Love is more than giving things to others. It is more than spending time with them. It is more than praying for them and saying nice things to them. Love is allowing yourself to be wounded and killed by the flaws of your brethren. God did not demonstrate His love for us by giving us ‘things’. He did it by giving Himself. He loved us by allowing our ‘thrash’ to kill Him. It was those wounds, however, that brought our healing. By letting us wound and kill Him, He ultimately healed us. When we let the imperfections of our brethren wound, and even kill us, we ultimately bring healing to them.

To love one another means that we open up ourselves to one another’s imperfections, insecurities, fears, bitterness, and wounds. This is not easy at all. Loving others will unavoidably leave scars on us. Loving others means that you choose to be connected to their transgressions, and their iniquities. This means that you will be pierced, crushed, punished, and wounded by their intended and unintended acts.

Who hasn’t been deeply wounded by a loved one?

In fact, as we can see from Jesus, the call to love is a call to death. It is only by taking up our cross, and dying daily in obedience to God’s word towards our brethren, that we can walk in pure love for one another.

This is different from weakly having to endure abusive treatments from others because you think you have no other choices. Absolutely not! I’m not suggesting that you become a victim of abuse. I’m referring rather to a situation where you function out of choice, from a place of strength. Think of it this way: the two thieves who were crucified with Jesus were not on their crosses by choice. Jesus, however, was. If those thieves had any powers to do so, they would have evaded capture and escaped their crosses. Jesus Christ, on the other hand, had the power to evade capture; it was well within His capabilities to step down from that cross. Instead, he made the personal, and voluntary decision, borne out of His love for us, to bear it all.

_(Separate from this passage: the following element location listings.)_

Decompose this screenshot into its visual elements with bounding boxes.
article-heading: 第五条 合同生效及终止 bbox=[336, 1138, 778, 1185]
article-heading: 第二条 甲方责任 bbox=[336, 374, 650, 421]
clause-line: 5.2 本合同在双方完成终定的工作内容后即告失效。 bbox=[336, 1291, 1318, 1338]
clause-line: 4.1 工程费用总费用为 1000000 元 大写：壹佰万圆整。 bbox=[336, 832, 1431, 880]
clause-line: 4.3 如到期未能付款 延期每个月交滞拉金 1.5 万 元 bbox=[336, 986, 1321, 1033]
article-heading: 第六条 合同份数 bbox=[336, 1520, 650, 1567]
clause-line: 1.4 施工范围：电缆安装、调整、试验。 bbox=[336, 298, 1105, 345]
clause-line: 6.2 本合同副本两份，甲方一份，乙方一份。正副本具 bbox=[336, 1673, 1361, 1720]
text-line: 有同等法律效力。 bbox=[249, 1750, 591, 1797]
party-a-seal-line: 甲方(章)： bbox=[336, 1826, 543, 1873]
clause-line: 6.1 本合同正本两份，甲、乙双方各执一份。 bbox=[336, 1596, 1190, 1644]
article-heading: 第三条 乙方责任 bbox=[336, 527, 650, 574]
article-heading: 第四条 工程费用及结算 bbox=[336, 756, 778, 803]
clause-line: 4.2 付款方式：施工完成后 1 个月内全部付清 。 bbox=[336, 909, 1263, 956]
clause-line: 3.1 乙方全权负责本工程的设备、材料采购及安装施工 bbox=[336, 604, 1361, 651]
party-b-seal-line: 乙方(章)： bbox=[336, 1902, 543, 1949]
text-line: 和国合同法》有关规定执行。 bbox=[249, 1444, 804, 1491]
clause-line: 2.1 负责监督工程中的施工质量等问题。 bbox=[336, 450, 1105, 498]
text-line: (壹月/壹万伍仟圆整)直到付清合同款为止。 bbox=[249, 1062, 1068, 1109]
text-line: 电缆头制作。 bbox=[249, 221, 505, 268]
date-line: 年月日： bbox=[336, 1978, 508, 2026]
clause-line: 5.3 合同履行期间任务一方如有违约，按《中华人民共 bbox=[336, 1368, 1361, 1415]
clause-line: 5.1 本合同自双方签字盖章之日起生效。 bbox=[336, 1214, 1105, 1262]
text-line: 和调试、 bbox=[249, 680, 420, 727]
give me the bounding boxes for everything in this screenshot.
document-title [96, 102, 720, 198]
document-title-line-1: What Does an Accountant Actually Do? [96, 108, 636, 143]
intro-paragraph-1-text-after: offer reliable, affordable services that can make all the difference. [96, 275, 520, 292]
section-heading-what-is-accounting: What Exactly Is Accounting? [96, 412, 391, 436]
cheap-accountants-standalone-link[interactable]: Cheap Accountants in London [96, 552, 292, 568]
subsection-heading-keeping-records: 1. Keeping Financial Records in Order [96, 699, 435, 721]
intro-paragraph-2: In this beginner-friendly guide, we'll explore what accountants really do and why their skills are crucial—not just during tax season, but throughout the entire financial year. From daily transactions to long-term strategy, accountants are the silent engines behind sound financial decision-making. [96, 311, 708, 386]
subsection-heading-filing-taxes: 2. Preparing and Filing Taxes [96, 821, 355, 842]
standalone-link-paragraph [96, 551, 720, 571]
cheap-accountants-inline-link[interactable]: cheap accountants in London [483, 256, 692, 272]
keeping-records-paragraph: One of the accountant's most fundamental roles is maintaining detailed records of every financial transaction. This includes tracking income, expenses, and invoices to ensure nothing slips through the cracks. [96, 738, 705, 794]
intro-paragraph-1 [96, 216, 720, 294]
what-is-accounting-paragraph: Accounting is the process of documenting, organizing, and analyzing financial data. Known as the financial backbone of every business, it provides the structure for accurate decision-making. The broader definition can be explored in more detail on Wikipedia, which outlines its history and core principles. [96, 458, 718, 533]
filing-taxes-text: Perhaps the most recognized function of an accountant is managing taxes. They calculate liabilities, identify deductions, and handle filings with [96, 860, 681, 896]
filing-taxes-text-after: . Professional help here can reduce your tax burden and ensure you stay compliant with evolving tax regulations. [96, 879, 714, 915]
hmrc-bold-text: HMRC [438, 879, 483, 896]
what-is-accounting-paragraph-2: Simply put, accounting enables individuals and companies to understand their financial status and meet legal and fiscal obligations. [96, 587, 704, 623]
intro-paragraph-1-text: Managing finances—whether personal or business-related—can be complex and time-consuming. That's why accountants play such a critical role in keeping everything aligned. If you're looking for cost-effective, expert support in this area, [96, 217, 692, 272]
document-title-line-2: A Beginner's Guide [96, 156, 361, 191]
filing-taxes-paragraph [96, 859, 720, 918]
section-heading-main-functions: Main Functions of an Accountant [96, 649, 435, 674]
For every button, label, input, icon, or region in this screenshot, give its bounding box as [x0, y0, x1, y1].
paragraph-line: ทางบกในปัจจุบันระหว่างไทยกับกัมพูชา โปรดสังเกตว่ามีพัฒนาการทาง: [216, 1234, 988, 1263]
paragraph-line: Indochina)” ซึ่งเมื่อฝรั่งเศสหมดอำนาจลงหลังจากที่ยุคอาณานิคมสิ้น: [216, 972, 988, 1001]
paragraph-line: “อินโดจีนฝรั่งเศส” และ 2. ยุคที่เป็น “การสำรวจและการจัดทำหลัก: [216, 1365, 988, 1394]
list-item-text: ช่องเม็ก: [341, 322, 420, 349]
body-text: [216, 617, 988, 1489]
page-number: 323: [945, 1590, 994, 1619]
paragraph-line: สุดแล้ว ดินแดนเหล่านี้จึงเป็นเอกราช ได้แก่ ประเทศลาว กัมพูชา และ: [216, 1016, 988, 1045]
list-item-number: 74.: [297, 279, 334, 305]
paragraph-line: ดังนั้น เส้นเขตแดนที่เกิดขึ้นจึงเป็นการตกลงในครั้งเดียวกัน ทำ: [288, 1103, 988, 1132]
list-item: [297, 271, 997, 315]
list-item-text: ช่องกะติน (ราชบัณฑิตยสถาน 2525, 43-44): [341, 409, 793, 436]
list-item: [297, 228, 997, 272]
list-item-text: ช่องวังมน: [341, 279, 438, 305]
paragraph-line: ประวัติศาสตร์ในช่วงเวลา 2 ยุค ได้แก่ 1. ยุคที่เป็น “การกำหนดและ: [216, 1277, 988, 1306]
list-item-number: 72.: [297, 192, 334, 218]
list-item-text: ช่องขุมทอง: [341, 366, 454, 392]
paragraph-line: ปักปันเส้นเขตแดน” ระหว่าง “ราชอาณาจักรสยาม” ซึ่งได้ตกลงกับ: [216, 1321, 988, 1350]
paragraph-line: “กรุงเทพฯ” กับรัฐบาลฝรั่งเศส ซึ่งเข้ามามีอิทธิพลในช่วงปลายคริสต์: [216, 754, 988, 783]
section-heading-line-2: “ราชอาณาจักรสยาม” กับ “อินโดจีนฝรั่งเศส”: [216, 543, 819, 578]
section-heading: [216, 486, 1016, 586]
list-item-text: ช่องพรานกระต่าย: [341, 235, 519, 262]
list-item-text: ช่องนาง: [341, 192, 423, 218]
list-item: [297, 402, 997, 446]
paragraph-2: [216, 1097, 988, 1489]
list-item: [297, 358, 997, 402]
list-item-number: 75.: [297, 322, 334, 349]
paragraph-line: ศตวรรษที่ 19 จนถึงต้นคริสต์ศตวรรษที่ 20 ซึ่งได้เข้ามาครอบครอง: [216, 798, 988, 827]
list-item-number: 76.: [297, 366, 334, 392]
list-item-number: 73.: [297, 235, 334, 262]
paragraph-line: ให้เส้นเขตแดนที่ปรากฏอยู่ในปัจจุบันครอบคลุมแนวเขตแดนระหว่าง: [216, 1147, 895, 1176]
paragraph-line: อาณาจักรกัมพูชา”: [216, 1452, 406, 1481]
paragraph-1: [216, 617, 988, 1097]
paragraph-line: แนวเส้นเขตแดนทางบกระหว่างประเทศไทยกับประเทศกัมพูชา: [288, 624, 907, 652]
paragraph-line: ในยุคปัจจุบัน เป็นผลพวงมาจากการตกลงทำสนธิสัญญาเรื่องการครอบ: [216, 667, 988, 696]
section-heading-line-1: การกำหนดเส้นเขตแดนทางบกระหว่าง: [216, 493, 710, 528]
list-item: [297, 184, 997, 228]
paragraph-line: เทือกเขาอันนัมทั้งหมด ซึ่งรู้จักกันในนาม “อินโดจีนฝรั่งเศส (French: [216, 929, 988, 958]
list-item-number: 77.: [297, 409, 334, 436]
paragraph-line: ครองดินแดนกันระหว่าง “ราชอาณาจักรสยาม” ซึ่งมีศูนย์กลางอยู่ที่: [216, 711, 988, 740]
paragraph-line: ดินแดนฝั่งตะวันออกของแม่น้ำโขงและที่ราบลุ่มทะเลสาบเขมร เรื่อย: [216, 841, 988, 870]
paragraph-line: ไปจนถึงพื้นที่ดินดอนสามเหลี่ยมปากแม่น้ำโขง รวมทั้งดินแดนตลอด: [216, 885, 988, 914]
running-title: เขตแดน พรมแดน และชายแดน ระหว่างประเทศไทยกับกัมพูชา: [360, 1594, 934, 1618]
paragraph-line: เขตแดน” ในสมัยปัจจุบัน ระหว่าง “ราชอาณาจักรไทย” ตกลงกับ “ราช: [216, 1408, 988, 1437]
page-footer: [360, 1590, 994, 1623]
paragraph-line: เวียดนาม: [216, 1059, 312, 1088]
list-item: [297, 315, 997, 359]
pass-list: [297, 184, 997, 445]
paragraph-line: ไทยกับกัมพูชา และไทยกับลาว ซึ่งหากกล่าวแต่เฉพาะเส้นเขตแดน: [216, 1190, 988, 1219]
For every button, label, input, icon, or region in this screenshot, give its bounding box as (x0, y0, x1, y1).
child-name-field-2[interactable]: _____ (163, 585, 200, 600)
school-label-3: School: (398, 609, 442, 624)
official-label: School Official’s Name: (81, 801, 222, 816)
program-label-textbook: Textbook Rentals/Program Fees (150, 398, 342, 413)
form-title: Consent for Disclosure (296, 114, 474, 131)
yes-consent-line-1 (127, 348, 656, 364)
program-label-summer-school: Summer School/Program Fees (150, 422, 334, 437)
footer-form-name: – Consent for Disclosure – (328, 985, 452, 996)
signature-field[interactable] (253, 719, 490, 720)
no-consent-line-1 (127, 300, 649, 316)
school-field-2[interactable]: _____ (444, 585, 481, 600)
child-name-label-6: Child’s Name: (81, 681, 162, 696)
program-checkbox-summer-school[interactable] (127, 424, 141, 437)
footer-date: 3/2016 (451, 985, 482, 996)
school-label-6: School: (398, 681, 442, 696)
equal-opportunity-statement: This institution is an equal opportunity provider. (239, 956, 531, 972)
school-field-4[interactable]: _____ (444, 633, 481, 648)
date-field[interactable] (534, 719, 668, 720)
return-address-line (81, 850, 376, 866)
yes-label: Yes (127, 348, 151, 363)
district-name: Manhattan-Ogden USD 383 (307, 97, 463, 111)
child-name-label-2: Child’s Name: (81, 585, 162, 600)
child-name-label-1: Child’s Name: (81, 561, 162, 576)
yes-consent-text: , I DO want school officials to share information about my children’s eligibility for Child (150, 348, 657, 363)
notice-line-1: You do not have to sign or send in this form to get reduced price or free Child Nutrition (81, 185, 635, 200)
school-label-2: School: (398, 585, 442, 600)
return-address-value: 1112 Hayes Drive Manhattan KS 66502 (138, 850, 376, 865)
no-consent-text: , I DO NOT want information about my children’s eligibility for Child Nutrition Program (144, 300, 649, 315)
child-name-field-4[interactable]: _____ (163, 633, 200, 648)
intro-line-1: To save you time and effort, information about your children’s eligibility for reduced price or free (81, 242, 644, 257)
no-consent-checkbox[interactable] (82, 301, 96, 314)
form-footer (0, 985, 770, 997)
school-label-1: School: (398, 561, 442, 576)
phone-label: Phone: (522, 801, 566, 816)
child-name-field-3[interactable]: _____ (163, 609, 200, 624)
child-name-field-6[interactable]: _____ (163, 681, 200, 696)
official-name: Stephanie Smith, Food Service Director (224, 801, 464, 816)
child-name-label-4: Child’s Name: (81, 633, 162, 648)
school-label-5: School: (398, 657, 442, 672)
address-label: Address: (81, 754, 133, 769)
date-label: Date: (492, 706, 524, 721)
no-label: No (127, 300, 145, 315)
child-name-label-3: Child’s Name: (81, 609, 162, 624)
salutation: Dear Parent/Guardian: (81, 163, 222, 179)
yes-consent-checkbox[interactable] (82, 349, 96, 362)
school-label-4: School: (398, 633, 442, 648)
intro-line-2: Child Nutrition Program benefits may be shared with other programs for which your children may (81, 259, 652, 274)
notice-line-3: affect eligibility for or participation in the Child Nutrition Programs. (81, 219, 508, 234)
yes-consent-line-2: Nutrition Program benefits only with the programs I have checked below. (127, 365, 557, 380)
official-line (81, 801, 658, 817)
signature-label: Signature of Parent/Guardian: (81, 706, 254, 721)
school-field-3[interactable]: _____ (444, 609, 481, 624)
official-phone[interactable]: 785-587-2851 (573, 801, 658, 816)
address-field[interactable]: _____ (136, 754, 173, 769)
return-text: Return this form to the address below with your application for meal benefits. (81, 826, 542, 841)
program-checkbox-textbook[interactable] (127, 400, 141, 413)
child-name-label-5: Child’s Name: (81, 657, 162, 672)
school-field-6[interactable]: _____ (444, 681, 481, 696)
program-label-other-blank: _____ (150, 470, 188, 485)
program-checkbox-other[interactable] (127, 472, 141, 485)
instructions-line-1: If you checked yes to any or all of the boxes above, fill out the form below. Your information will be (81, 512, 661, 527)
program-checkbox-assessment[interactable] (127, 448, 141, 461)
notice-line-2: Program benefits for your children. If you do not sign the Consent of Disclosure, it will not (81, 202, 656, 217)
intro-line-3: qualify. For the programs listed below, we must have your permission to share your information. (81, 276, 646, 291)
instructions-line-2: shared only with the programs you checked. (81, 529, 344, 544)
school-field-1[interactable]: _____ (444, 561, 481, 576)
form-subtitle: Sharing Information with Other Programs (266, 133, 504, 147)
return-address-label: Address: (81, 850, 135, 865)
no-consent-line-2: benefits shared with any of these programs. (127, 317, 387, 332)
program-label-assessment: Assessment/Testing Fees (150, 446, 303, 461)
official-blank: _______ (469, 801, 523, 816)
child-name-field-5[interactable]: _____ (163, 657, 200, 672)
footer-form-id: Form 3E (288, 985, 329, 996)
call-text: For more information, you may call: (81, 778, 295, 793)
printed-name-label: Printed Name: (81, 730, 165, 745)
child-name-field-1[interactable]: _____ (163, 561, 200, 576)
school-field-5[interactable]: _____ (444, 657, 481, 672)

It is not easy. It is painful. However, it is eternally rewarding in ways that the normal human mind may never be able to comprehend. The ultimate value of love is not just in what it does to the other person – it heals them. But also in who we become as a result; because, it is only by loving others that we can die to ourselves and experience real life. When we love, we are dying to self and simultaneously freeing up our higher lives to find full expression in eternity.

11 After the suffering of his soul, 
   he will see the light of life and be satisfied; 
by his knowledge my righteous servant will justify many, 
   and he will bear their iniquities. 
12 Therefore I will give him a portion among the great, 
   and he will divide the spoils with the strong,
because he poured out his life unto death, 
   and was numbered with the transgressors. 
For he bore the sin of many, 
   and made intercession for the transgressors.
~ Isaiah 53:11,12

Loving requires the help of the Holy Spirit

Love is who we are. God’s love has been poured into us. It is in our very spiritual DNA. God is love, and as His temple, we are the temple of love and, hence, full of love. However, being filled with love is one thing; loving others is another. One is a nature; the other involves consciously and deliberately choosing to act in love at all times. Although we are filled with love, actually loving others in this wicked and selfish world, plus the fact that we are encumbered with human weaknesses, is impossible without the assistance of the Holy Spirit.

14 For this reason I kneel before the Father, 15 from whom his whole family in heaven and on earth derives its name.16 I pray that out of his glorious riches he may strengthen you with power through his Spirit in your inner being, 17 so that Christ may dwell in your hearts through faith. And I pray that you, being rooted and established in love, 18 may have power, together with all the saints, to grasp how wide and long and high and deep is the love of Christ, 19 and to know this love that surpasses knowledge—that you may be filled to the measure of all the fullness of God.